Malgré les difficultés de donner des chiffres précis actuellement, on peut, d'après des témoignages dignes de foi, provenant des milieux officiels, évaluer ainsi le nombre des survivants de la tragédie arménienne :

Konio et ses environs ........................ 20.000
Alep .................................................... 25.000
Cilicie (Marache, Hadjia, etc.) ........... 10.000
Goudina, Kara-Hissar, Eski-Chehir ..... 6.000
Yosgate, Césarée, Kharpout, Malatis ... 7.000
                                   Total ................ 93.000" (
p. 2)


"Quinze jours de mission à Koniah et à Angora : Journal de route d'un officier de l'armée d'Orient (mai 1919)", La Croix, 31 mars 1922 :


"8 mai.

Messe à 7 heures et petit déjeuner chez les Pères Assomptionistes où m'a conduit le P. Clément.

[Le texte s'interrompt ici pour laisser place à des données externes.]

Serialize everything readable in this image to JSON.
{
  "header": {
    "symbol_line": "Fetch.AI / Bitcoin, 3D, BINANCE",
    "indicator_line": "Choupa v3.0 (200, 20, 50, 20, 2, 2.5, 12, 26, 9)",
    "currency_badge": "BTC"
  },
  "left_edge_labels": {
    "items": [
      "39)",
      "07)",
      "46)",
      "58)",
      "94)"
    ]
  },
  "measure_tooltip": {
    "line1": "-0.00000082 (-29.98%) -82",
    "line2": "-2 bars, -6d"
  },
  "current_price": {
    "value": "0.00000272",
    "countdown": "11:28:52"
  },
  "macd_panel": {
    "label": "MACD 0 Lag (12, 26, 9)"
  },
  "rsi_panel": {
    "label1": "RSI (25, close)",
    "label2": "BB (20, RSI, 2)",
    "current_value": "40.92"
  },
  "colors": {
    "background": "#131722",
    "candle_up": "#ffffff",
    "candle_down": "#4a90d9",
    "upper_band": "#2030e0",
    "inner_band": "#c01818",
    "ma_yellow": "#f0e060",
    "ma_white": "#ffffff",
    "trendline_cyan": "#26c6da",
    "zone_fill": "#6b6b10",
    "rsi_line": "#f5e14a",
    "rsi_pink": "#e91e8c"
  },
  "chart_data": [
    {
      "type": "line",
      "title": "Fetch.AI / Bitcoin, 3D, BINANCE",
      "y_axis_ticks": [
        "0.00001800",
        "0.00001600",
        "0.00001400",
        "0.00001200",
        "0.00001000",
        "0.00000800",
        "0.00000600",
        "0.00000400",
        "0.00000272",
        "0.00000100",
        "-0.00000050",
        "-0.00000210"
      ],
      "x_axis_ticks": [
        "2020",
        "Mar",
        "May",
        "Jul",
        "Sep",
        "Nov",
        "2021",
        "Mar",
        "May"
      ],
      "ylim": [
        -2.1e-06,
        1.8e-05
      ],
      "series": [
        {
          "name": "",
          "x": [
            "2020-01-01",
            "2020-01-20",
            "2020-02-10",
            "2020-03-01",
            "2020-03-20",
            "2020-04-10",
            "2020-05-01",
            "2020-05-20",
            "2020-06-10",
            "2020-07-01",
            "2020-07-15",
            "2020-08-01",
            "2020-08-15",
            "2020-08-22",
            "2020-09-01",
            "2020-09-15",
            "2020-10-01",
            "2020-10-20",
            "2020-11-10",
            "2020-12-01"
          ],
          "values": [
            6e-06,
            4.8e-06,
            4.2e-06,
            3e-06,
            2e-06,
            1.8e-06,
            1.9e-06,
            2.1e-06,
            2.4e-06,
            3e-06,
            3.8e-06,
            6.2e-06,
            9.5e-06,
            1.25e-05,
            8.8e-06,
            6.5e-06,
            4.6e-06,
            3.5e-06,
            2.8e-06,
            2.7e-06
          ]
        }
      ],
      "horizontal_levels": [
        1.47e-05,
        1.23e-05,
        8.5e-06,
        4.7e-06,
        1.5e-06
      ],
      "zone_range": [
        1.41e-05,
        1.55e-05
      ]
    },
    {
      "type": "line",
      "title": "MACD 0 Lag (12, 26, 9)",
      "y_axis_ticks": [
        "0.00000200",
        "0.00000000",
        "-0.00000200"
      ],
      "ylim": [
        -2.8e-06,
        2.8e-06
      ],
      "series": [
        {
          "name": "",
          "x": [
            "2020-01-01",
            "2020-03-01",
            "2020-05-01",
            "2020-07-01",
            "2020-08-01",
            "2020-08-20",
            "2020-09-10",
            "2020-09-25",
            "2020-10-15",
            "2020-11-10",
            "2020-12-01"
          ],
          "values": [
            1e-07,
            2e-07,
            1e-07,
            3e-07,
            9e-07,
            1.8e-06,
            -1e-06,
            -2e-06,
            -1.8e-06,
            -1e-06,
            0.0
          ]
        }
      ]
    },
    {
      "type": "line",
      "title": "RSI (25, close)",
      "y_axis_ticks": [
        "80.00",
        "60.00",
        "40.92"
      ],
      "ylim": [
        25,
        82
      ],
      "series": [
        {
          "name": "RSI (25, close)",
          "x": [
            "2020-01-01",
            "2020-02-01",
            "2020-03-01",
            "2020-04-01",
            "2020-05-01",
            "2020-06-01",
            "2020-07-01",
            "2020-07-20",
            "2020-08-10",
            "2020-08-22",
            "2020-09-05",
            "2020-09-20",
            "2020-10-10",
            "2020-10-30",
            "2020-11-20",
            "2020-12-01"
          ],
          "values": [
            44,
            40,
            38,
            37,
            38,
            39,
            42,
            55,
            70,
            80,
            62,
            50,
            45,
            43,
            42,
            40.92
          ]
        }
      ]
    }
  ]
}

Leur chapelle et leur modeste école n'ont pas été trop abîmées par les Germano-Turcs. Nous sommes les hôtes du P. Antoine, curé catholique de Koniah, et du P. Jacques, son vicaire, tous deux sujets ottomans, mais bien Français de coeur, ainsi qu'on va le voir.

Ces deux religieux sont restés en Turquie pendant toute la durée de la guerre
et ont, au péril de leur vie, sauvegardé les intérêts de la France dans la ville de Koniah.

Les établissements des Pères et des Soeurs de l'Assomption avaient été saisis par le gouvernement ottoman au début des hostilités. Seule l'église française fut laissée ouverte presque constamment jusqu'à l'armistice. C'est là que se réunissaient les Français ou protégés français de la ville, et les Syriens exilés de la Palestine et du Liban, ainsi que nos alliés anglais ou italiens déportés ; 2 000 Arméniens catholiques expulsés d'Angora, 25 000 Arméniens grégoriens de diverses provenances, venaient parfois y chercher des consolations et s'y réfugier sous le prestige du nom de la France." (p. 3)


"Quinze jours de mission à Koniah et à Angora : Journal de route d'un officier de l'armée d'Orient (mai 1919)", La Croix, 1er avril 1922 :


"Il y a un hôpital américain à Koniah. Nous rencontrons quelques nurses de la mission. Elles ravitaillent les Arméniens. Les boites de conserves libéralement distribuées provoqueront chez ceux-ci, nous n'en doutons pas, de nombreuses conversions au protestantisme, tout au moins à titre temporaire. (...)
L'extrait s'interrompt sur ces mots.